Wanneer meer dan 150 mg keukenzout per liter voorkomt, neemt het water een brakken smaak aan. Water met aanzienlijke hoeveelheden ijzerzouten moet door luchten en filtreeren „ontijzerd" worden. Wanneer het water belangrijke hoeveelheden kalk- en magnesiumzouten bevat (meestal als oplosbare dubbelkoolzure zouten), is het ongeschikt voor waschwater, omdat dergelijk water veel zeep noodig heeft, vóór dat schuim gevormd kan worden (de kalk- en magnesiumzouten vormen n.1. met zeep vlokkige onoplosbare verbindingen). Eerst wanneer al deze zouten als onoplosbare zeepverbindingen op den bodem liggen, kan het water pas gaan schuimen. Dergelijk water moet dus van de overmaat kalk- en magnesiumzouten bevrijd worden.

Dit noemt men „ontharden”, omdat dergelijk kalk- en magnesiumrijk water „hard” genoemd wordt. De min of meerdere geschiktheid voor waschwater wordt beoordeeld naar het aantal „hardheidsgraden” (één Duitsche hardheidsgraad is 10 mg kalkoxyde, één Fransche hardheidsgraad is 10 mg koolzure kalk per liter).

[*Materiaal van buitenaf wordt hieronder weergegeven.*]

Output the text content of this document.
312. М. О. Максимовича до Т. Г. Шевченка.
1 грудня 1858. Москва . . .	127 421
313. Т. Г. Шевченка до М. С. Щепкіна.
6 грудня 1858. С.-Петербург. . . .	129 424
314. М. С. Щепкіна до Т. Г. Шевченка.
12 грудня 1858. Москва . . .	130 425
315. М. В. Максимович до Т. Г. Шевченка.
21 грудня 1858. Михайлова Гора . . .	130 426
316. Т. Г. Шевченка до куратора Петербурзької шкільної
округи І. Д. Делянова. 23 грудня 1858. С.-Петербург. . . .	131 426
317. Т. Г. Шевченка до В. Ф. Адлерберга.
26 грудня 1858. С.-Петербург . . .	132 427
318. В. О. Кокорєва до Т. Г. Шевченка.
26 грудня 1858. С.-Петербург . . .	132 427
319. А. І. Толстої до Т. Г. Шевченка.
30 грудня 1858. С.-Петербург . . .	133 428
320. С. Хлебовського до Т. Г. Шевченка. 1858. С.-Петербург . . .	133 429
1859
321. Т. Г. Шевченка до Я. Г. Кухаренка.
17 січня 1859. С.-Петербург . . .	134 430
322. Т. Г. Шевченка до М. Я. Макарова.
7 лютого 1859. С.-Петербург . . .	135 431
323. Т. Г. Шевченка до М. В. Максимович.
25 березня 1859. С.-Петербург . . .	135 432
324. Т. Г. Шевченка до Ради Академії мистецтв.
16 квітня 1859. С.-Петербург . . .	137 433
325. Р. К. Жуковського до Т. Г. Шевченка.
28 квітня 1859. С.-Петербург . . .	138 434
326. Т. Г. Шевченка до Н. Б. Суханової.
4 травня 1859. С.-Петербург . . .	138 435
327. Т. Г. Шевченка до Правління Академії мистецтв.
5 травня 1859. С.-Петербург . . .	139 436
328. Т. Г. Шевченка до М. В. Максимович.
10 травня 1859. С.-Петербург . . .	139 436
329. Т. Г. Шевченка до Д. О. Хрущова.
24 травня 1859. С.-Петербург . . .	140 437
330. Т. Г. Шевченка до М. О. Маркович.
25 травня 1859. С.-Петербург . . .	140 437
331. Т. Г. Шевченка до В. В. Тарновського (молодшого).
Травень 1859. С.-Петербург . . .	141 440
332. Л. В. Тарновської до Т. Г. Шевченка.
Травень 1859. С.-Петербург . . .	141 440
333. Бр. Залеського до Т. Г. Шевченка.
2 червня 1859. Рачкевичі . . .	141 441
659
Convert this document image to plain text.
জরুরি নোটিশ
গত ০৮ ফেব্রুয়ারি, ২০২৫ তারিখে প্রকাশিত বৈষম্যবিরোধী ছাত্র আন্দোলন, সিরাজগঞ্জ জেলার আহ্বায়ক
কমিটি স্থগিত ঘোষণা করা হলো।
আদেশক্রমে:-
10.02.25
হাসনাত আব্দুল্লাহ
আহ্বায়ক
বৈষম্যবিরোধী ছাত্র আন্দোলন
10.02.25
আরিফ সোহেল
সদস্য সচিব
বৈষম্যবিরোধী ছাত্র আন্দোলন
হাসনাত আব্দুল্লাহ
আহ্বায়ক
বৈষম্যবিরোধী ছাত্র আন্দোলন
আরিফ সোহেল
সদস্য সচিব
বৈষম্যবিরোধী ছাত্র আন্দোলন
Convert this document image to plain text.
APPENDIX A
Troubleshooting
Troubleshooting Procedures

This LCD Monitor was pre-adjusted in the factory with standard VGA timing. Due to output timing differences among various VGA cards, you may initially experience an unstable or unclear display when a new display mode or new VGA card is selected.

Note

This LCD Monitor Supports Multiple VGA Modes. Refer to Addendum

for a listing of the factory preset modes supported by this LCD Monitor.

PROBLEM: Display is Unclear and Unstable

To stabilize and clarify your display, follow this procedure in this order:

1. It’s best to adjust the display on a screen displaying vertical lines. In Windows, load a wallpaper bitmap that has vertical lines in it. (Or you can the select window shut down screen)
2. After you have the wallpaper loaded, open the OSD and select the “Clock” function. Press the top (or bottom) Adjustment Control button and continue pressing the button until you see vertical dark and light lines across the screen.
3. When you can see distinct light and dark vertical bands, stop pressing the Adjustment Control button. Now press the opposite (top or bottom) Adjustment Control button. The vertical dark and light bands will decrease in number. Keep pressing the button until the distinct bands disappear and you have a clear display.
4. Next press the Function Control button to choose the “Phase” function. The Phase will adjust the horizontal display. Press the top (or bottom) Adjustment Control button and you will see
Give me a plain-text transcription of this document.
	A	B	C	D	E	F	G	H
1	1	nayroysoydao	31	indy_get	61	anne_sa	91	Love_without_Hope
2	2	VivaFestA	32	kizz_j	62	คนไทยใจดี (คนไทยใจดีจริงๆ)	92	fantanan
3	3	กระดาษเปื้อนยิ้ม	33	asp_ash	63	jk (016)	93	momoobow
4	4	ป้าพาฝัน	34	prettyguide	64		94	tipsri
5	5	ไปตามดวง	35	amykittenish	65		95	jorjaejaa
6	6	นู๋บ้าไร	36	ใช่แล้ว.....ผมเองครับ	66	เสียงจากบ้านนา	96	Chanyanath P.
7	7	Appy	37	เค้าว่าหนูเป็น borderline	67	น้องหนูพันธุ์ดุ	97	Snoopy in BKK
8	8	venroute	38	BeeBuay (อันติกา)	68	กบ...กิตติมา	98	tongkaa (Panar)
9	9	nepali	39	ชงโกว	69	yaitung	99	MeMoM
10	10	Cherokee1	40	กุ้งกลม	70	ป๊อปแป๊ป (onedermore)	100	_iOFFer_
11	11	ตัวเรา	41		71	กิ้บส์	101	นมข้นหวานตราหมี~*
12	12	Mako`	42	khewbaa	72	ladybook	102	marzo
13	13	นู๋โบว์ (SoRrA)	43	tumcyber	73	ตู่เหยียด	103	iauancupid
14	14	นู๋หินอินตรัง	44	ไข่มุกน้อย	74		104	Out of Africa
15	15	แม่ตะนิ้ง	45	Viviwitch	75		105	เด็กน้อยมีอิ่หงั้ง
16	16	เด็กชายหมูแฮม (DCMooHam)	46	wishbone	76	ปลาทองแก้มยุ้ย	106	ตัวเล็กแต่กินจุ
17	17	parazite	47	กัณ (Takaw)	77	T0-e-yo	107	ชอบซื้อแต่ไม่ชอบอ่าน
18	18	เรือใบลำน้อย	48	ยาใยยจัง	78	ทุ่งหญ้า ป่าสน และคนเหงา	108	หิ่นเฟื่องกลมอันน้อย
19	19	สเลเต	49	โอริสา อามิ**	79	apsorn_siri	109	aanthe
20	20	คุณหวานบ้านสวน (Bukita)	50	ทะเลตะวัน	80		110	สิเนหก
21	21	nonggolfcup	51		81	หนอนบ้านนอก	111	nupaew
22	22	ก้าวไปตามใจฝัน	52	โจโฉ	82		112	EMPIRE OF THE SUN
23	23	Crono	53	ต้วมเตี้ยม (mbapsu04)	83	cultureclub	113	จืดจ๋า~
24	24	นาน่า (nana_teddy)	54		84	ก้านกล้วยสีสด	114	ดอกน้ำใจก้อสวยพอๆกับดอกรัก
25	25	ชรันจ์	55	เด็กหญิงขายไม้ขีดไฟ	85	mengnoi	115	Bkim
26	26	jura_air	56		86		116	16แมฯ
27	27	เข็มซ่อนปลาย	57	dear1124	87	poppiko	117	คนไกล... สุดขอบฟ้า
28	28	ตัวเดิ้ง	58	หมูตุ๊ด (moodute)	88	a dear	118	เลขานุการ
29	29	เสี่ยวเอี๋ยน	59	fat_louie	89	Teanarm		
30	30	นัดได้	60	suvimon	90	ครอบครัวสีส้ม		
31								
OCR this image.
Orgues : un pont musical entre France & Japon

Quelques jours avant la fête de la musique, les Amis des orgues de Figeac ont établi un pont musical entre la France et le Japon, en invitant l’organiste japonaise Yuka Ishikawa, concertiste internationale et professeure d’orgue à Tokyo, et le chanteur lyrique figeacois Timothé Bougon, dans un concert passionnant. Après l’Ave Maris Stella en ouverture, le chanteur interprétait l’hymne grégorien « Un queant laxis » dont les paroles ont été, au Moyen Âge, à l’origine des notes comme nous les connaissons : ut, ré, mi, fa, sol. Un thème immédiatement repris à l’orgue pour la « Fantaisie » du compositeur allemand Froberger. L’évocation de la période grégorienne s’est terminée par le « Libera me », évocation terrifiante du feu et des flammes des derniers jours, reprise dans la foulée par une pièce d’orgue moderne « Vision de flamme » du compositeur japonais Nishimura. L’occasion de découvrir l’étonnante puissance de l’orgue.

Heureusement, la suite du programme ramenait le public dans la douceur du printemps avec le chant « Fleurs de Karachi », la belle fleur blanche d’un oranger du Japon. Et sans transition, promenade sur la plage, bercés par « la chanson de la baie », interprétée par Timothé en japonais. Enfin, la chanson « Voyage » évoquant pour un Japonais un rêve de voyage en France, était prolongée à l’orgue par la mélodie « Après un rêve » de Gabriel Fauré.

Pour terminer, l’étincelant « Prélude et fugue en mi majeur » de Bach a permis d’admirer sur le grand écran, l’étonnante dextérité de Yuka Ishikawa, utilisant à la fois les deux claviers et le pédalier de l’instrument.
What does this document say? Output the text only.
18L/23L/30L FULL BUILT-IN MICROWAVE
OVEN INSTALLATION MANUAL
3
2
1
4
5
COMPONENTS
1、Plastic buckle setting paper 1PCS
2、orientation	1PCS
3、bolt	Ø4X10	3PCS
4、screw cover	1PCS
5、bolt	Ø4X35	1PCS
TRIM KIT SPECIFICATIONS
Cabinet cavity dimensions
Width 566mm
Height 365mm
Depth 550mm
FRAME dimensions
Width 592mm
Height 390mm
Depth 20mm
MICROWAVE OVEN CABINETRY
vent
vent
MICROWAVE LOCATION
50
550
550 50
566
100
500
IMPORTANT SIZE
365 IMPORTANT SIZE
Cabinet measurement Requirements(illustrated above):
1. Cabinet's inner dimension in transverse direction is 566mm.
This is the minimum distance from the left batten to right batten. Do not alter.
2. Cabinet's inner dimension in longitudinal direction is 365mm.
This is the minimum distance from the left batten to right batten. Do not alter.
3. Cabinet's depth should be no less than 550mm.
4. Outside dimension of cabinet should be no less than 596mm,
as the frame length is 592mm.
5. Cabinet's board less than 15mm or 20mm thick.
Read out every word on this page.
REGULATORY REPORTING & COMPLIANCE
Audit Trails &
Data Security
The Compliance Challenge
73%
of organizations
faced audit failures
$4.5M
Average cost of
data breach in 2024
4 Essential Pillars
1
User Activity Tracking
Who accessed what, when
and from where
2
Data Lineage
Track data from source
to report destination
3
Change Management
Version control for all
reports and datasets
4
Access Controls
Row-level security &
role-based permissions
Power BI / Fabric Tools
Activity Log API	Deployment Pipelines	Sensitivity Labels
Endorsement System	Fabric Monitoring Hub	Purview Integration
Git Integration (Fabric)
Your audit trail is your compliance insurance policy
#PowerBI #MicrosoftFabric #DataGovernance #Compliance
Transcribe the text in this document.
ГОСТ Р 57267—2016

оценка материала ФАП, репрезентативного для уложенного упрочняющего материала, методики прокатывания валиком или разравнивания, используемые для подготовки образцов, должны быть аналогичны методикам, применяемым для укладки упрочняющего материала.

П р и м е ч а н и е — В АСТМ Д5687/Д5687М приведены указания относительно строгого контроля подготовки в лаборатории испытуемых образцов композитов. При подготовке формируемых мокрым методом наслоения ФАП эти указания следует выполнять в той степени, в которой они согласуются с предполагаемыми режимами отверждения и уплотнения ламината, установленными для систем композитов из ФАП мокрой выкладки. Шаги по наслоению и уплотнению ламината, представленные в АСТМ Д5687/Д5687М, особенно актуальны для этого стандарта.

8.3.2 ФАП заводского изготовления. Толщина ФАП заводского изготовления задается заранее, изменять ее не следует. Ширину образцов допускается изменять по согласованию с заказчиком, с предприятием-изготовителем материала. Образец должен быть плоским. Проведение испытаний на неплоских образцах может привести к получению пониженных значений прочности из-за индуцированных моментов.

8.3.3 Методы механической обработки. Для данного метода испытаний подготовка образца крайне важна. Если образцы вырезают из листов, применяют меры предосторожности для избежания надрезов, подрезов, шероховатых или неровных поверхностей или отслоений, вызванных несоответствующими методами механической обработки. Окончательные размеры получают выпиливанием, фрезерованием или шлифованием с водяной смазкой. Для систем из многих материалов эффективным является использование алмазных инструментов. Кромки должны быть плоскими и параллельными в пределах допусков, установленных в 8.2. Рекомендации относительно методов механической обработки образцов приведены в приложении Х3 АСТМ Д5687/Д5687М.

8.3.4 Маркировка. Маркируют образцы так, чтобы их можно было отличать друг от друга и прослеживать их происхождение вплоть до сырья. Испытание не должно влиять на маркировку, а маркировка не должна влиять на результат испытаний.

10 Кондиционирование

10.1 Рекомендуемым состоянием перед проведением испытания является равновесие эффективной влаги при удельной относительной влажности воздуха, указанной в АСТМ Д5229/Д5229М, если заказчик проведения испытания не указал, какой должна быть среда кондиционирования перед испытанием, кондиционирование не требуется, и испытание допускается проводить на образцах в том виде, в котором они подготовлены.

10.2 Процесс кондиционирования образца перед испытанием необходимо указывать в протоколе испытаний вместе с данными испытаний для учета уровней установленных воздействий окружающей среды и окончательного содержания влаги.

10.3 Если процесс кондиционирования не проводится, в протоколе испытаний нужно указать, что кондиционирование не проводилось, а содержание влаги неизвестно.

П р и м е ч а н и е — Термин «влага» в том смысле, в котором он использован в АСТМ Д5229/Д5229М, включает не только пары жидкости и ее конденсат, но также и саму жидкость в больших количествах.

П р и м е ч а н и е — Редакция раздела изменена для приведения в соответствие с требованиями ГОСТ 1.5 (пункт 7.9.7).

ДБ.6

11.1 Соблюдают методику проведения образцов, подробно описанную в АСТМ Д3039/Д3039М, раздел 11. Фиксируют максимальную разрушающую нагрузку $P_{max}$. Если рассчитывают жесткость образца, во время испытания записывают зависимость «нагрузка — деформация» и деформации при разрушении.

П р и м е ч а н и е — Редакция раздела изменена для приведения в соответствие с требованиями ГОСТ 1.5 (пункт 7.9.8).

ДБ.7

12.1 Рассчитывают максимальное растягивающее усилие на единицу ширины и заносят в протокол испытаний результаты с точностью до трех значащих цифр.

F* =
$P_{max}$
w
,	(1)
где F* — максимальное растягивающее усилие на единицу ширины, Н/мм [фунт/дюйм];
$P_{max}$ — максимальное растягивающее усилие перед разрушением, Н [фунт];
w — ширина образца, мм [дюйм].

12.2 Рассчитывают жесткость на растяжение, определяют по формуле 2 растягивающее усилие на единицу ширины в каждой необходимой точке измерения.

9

Drinkwater moet voldoende zuurstof bevatten. Zuurstof, koolzuur, keukenzout, kalk- en magnesiumzouten, hebben grooten invloed op den smaak van het water. Drinkwater zonder deze kleine hoeveelheden zouten smaakt laf.

De kalkzouten in drinkwater hebben ook uit een voedingsoogpunt groote beteekenis, immers de dagelijksche behoefte aan kalk zal voor een groot deel door middel van drinkwater in het lichaam binnen gevoerd worden. Bovendien bevat kalkrijk water ook sporen jodium. Voor de beteekenis hiervan, kunnen wij naar het artikel Krop verwijzen.